Après avoir évacué cette question, les conseillers de l’Etat ont soulevé à leur tour une exception relative à l’irrecevabilité de la constitution de partie civile de la ville de Dakar pour «défaut de pouvoir de représentation», argument qui avait été avancé par le juge en première instance. Pour l’heure, on ne sait pas encore si la procédure va être annulée comme le veut la défense ou si le procès va se poursuivre. Mais le juge Demba Kandji a fait un lapsus révélateur quant à la poursuite du jugement en appel. «On arrivera au fond du dossier», avait-il recadré Me Moustapha Ndoye qui est rentré par moments dans le fond en parlant de «procès politique».

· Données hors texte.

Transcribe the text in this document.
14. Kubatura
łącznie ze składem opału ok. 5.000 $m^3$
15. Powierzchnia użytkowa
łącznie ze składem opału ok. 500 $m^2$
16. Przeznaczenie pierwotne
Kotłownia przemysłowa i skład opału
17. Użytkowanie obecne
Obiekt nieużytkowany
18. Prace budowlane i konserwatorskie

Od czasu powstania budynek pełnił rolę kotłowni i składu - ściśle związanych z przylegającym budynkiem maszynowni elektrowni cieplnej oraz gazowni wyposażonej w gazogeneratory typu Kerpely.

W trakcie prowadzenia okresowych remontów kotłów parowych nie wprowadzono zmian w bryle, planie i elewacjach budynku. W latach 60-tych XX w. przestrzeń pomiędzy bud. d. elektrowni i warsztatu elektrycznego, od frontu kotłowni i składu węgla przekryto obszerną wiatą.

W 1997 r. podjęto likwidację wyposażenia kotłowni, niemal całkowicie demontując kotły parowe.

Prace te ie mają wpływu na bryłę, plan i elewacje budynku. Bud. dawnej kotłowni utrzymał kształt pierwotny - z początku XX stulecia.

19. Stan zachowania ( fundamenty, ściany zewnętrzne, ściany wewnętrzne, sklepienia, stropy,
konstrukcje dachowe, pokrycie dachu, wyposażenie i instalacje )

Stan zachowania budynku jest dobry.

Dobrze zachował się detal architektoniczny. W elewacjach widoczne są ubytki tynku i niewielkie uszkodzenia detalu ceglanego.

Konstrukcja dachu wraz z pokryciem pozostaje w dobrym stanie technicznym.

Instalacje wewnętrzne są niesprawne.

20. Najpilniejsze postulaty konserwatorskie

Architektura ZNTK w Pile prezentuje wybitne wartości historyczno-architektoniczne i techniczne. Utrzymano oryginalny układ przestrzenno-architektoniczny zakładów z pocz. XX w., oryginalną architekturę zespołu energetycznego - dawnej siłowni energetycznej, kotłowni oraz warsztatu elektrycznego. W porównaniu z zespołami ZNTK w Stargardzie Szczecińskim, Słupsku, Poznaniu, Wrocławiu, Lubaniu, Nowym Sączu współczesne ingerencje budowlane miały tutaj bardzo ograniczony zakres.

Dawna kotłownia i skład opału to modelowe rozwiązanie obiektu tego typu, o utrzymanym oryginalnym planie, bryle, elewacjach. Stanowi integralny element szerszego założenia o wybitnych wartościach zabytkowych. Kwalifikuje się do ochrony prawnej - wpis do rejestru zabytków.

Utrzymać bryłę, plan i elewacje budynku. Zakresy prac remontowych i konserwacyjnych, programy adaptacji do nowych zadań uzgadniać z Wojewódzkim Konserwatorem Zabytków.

Auparavant, l’avocat de Mbaye Touré a demandé à la Cour d’appel d’ordonner la main levée du mandat de dépôt de son client. Par cette requête, la défense du Directeur administratif et financier (Daf) de la mairie de Dakar réclame la libération d’office de son client. «Ce procès n’a plus d’objet sur le plan de la morale. C’est un procès raté», a dit Me Khassimou Touré. A l’image des avocats qui l’ont précédé à la barre, il a sollicité la nullité du procès-verbal d’enquête préliminaire et de tous les actes subséquents. «Restaurez sa dignité, sa pureté, sa sainteté», a plaidé le conseiller du Daf.

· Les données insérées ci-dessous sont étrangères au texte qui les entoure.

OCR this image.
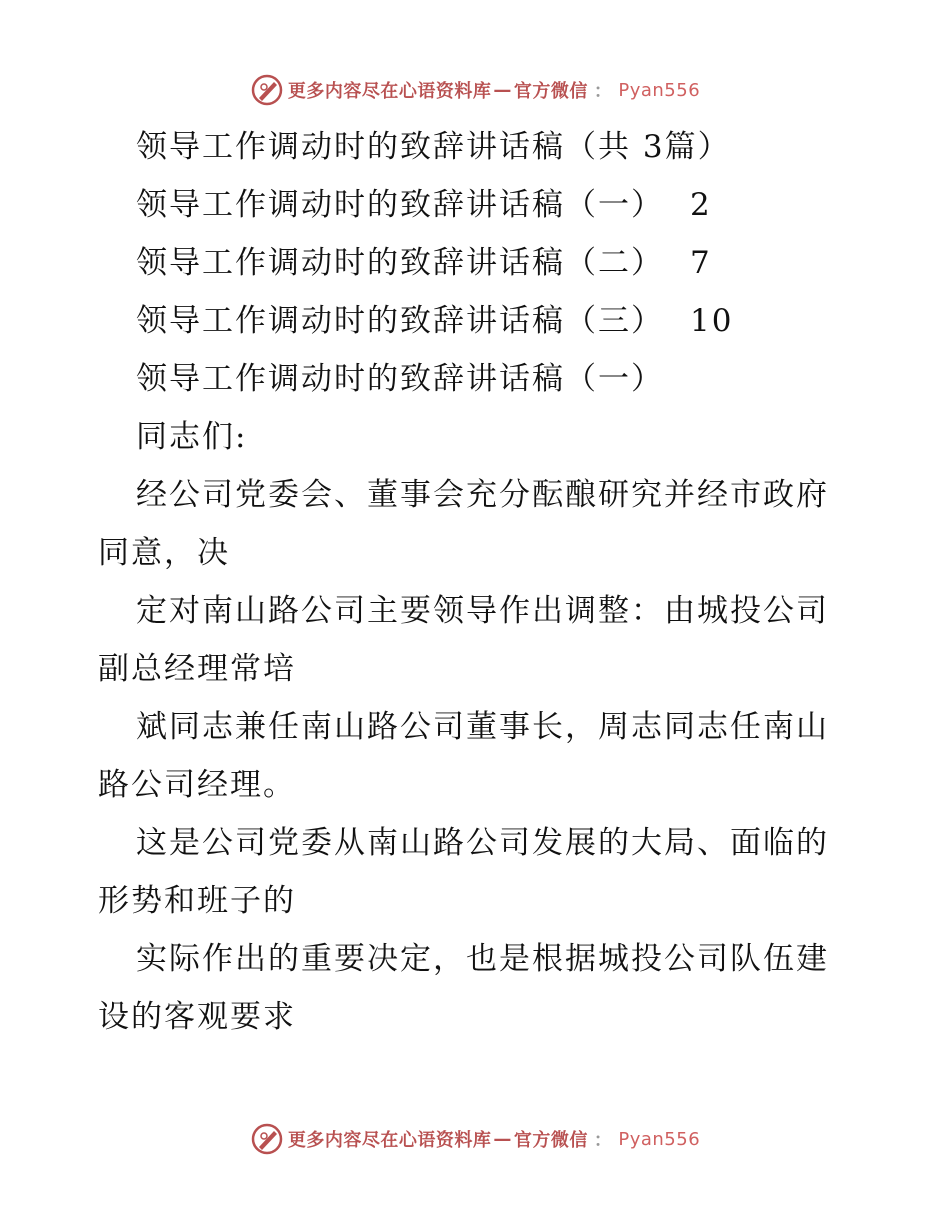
更多内容尽在心语资料库 — 官方微信 ： Pyan556
领导工作调动时的致辞讲话稿（共 3篇）
领导工作调动时的致辞讲话稿（一） 2
领导工作调动时的致辞讲话稿（二） 7
领导工作调动时的致辞讲话稿（三） 10
领导工作调动时的致辞讲话稿（一）
同志们:
经公司党委会、董事会充分酝酿研究并经市政府
同意，决
定对南山路公司主要领导作出调整：由城投公司
副总经理常培
斌同志兼任南山路公司董事长，周志同志任南山
路公司经理。
这是公司党委从南山路公司发展的大局、面临的
形势和班子的
实际作出的重要决定，也是根据城投公司队伍建
设的客观要求
更多内容尽在心语资料库 — 官方微信 ： Pyan556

Par ailleurs, les avocats du maire de Dakar ont réitéré leur requête tendant à l’annulation du Pv pour non-respect de l’article 55 du code de procédure pénale et du Règlement N°5 de l’Uemoa sur le droit d’assistance pas un avocat dès l’interpellation. «On ne vous demande aucune faveur. Tout ce que nous vous demandons, c’est de dire le droit, d’appliquer le droit», a insisté Me Borso Pouye. Pour sa part, Me Abou Dialy Kane s’est appesanti sur l’arrêt de la juridiction communautaire qui fait l’objet de débat. «Cet arrêt a acquis l’autorité de la chose jugée. On ne peut plus y revenir et personne ne peut plus juger le contraire. Ce n’est pas possible. Je ne vois pas par où on peut passer pour dire que la nullité n’est pas acquise», a dit Me Kane. En réponse, l’agent judiciaire de l’Etat, Antoine Félix Diome, a souligné que la défense doit reconnaître aussi l’autorité de la chose jugée concernant les décisions rendues par la Cour d’ap­pel.